Mas é que quando vi Mississippi em Chamas, fiquei enojada. Hollywood pega nossas histórias e as distorce. É como se passassem a história por um espremedor e aí virasse um filme de Hollywood. Eu não queria isso. Não queria que me usassem. Lembre-se de que Malcolm X era uma figura extremamente controversa entre os americanos brancos. Então eles iam me usar para contar aquela história, porque sou uma pessoa negra. Eles me diriam: “Não, não podemos mudar isso. Não, essa é a sua versão”.
Veja o que aconteceu com Alan Parker. Ele ficou tentando se justificar, explicar o filme. Mas as pessoas diziam: “Como você pôde fazer isso? Você conhece a história, você é cineasta, você pesquisou e claramente não se importou”. Hollywood fez a oferta e ele ficou feliz em ir lá trabalhar, como muitos outros cineastas ficariam. Não estou julgando o Alan Parker, que inclusive era meu amigo. Senti pena dele, porque, quando o filme foi lançado, as pessoas negras, e algumas brancas também, saíram em protesto.
Então eu não queria ser usada para fazer Malcolm X depois do sucesso de Sugar Cane Alley. Eu teria de ter a minha própria visão [da história] e eles não aceitariam minha visão. Eles me forçariam a fazer um filme com a visão deles e eu sofreria depois. Então respondi a sua pergunta e pela primeira vez expliquei oficialmente o motivo de ter dito não. Claro que depois Spike Lee acabou fazendo um filme sobre Malcolm X, mas tenho certeza de que ele conseguiu mudar o que queria. Tenho certeza.
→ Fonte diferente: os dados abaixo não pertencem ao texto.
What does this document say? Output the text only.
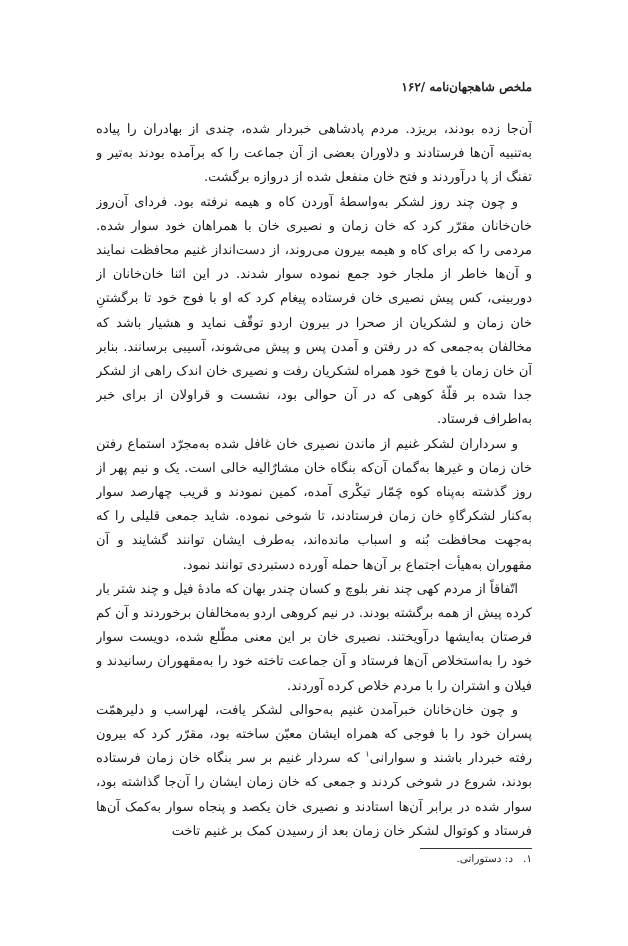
ملخص شاهجهان‌نامه /۱۶۲

آن‌جا زده بودند، بریزد. مردم پادشاهی خبردار شده، چندی از بهادران را پیاده به‌تنبیه آن‌ها فرستادند و دلاوران بعضی از آن جماعت را که برآمده بودند به‌تیر و تفنگ از پا درآوردند و فتح خان منفعل شده از دروازه برگشت.

و چون چند روز لشکر به‌واسطهٔ آوردن کاه و هیمه نرفته بود. فردای آن‌روز خان‌خانان مقرّر کرد که خان زمان و نصیری خان با همراهان خود سوار شده. مردمی را که برای کاه و هیمه بیرون می‌روند، از دست‌انداز غنیم محافظت نمایند و آن‌ها خاطر از ملجار خود جمع نموده سوار شدند. در این اثنا خان‌خانان از دوربینی، کس پیش نصیری خان فرستاده پیغام کرد که او با فوج خود تا برگشتنِ خان زمان و لشکریان از صحرا در بیرون اردو توقّف نماید و هشیار باشد که مخالفان به‌جمعی که در رفتن و آمدن پس و پیش می‌شوند، آسیبی برسانند. بنابر آن خان زمان با فوج خود همراه لشکریان رفت و نصیری خان اندک راهی از لشکر جدا شده بر قلّهٔ کوهی که در آن حوالی بود، نشست و قراولان از برای خبر به‌اطراف فرستاد.

و سرداران لشکر غنیم از ماندن نصیری خان غافل شده به‌مجرّد استماع رفتن خان زمان و غیرها به‌گمان آن‌که بنگاه خان مشارٌالیه خالی است. یک و نیم پهر از روز گذشته به‌پناه کوه چَمّار تیکْری آمده، کمین نمودند و قریب چهارصد سوار به‌کنار لشکرگاهِ خان زمان فرستادند، تا شوخی نموده. شاید جمعی قلیلی را که به‌جهت محافظت بُنه و اسباب مانده‌اند، به‌طرف ایشان توانند گشایند و آن مقهوران به‌هیأت اجتماع بر آن‌ها حمله آورده دستبردی توانند نمود.

اتّفاقاً از مردم کهی چند نفر بلوچ و کسان چندر بهان که مادهٔ فیل و چند شتر بار کرده پیش از همه برگشته بودند. در نیم کروهی اردو به‌مخالفان برخوردند و آن کم فرصتان به‌ایشها درآویختند. نصیری خان بر این معنی مطّلع شده، دویست سوار خود را به‌استخلاص آن‌ها فرستاد و آن جماعت تاخته خود را به‌مقهوران رسانیدند و فیلان و اشتران را با مردم خلاص کرده آوردند.

و چون خان‌خانان خبرآمدن غنیم به‌حوالی لشکر یافت، لهراسب و دلیرهمّت پسران خود را با فوجی که همراه ایشان معیّن ساخته بود، مقرّر کرد که بیرون رفته خبردار باشند و سوارانی$^۱$ که سردار غنیم بر سر بنگاه خان زمان فرستاده بودند، شروع در شوخی کردند و جمعی که خان زمان ایشان را آن‌جا گذاشته بود، سوار شده در برابر آن‌ها استادند و نصیری خان یکصد و پنجاه سوار به‌کمک آن‌ها فرستاد و کوتوال لشکر خان زمان بعد از رسیدن کمک بر غنیم تاخت

۱.د: دستوراتی.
Você acabou trabalhando com Lucy Fisher em Assassinato sob Custódia, um projeto que você levou a ela. No caso, o protagonista é um homem branco que tem boas intenções, mas ignora a realidade da África do Sul, e passa a compreender que essa ignorância o torna cúmplice da violência contra os negros. O que a atraiu no livro de André Brink e nessa história?
Depois de Sugar Cane Alley, eu precisava fazer algo sobre a África do Sul. Estava cansada de ver as imagens de brutalidade policial, não aguentava mais. Não podia ver milhões de pessoas negras sendo maltratadas por um pequeno grupo de pessoas brancas que roubou suas terras e os escravizou. Inicialmente, queria adaptar Cry, the Beloved Country [romance de Alan Paton lançado em 1948], mas descobri que já tinham feito isso. Então alguém me deu uma cópia de A Dry White Season e eu adorei.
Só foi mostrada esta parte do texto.